4 先進国首脳会議(サミット)における環境問題への取組
1981年(昭和56年)のオタワ・サミット以来、経済宣言において環境問題が取り上げられてきているが、特に1989年(平成元年)のアルシュ・サミット以降地球環境問題が重要な課題として位置付けられていることが大きな特色である。
1994年(平成6年)7月のナポリサミットでは、環境は、国際協力の最優先事項であるとの認識が示され、環境政策が適切な技術投資、エネルギー効率改善、汚染地域浄化等を通じて、成長、雇用及び生活水準の改善に寄与し得るとされた。また、「持続可能な開発委員会」での作業、生物多様性条約・気候変動枠組条約の実施、地球環境ファシリティ(GEF)の機構改革及び増資、砂漠化防止条約の締結と小島嶼国会議の結果等の、地球サミットフォローアップのための一連の取組を支持・歓迎し、今後とも強化していくことが確認された。

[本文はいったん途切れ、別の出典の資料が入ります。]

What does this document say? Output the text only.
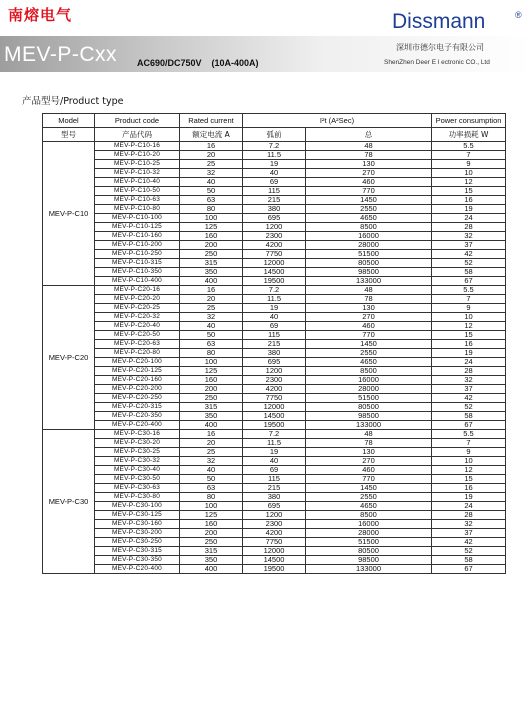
南熔电气	Dissmann	®
MEV-P-Cxx AC690/DC750V    (10A-400A)
深圳市德尔电子有限公司
ShenZhen Deer E l ectronic CO., Ltd
产品型号/Product type
Model	Product code	Rated current	I²t (A²Sec)		Power consumption
型号	产品代码	额定电流 A	弧前	总	功率损耗 W
MEV-P-C10	MEV-P-C10-16	16	7.2	48	5.5
	MEV-P-C10-20	20	11.5	78	7
	MEV-P-C10-25	25	19	130	9
	MEV-P-C10-32	32	40	270	10
	MEV-P-C10-40	40	69	460	12
	MEV-P-C10-50	50	115	770	15
	MEV-P-C10-63	63	215	1450	16
	MEV-P-C10-80	80	380	2550	19
	MEV-P-C10-100	100	695	4650	24
	MEV-P-C10-125	125	1200	8500	28
	MEV-P-C10-160	160	2300	16000	32
	MEV-P-C10-200	200	4200	28000	37
	MEV-P-C10-250	250	7750	51500	42
	MEV-P-C10-315	315	12000	80500	52
	MEV-P-C10-350	350	14500	98500	58
	MEV-P-C10-400	400	19500	133000	67
MEV-P-C20	MEV-P-C20-16	16	7.2	48	5.5
	MEV-P-C20-20	20	11.5	78	7
	MEV-P-C20-25	25	19	130	9
	MEV-P-C20-32	32	40	270	10
	MEV-P-C20-40	40	69	460	12
	MEV-P-C20-50	50	115	770	15
	MEV-P-C20-63	63	215	1450	16
	MEV-P-C20-80	80	380	2550	19
	MEV-P-C20-100	100	695	4650	24
	MEV-P-C20-125	125	1200	8500	28
	MEV-P-C20-160	160	2300	16000	32
	MEV-P-C20-200	200	4200	28000	37
	MEV-P-C20-250	250	7750	51500	42
	MEV-P-C20-315	315	12000	80500	52
	MEV-P-C20-350	350	14500	98500	58
	MEV-P-C20-400	400	19500	133000	67
MEV-P-C30	MEV-P-C30-16	16	7.2	48	5.5
	MEV-P-C30-20	20	11.5	78	7
	MEV-P-C30-25	25	19	130	9
	MEV-P-C30-32	32	40	270	10
	MEV-P-C30-40	40	69	460	12
	MEV-P-C30-50	50	115	770	15
	MEV-P-C30-63	63	215	1450	16
	MEV-P-C30-80	80	380	2550	19
	MEV-P-C30-100	100	695	4650	24
	MEV-P-C30-125	125	1200	8500	28
	MEV-P-C30-160	160	2300	16000	32
	MEV-P-C30-200	200	4200	28000	37
	MEV-P-C30-250	250	7750	51500	42
	MEV-P-C30-315	315	12000	80500	52
	MEV-P-C30-350	350	14500	98500	58
	MEV-P-C20-400	400	19500	133000	67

特に温暖化対策については、気候変動枠組条約の下での自国の計画の実施を早め、来年のサミットにおいて実施状況を報告すること、さらに、2000年より先の措置を策定する必要性があることが認識された。
また、貿易と環境との関係に関し、新設されるWTOにおいて行われる作業に対する歓迎の意が表明された。
なお、ナポリサミットに先立つ1994年3月、事前にG7諸国の環境大臣の意見聴取を行いたいとのイタリア首相の意向を受け、フィレンツェにおいてG7環境大臣非公式会合が開催された。
会合では地球環境問題や、環境と人口、雇用、貿易、経済との関係など幅広い分野にわたって意見交換が行われ、その結果はナポリサミットの経済宣言に一部反映された。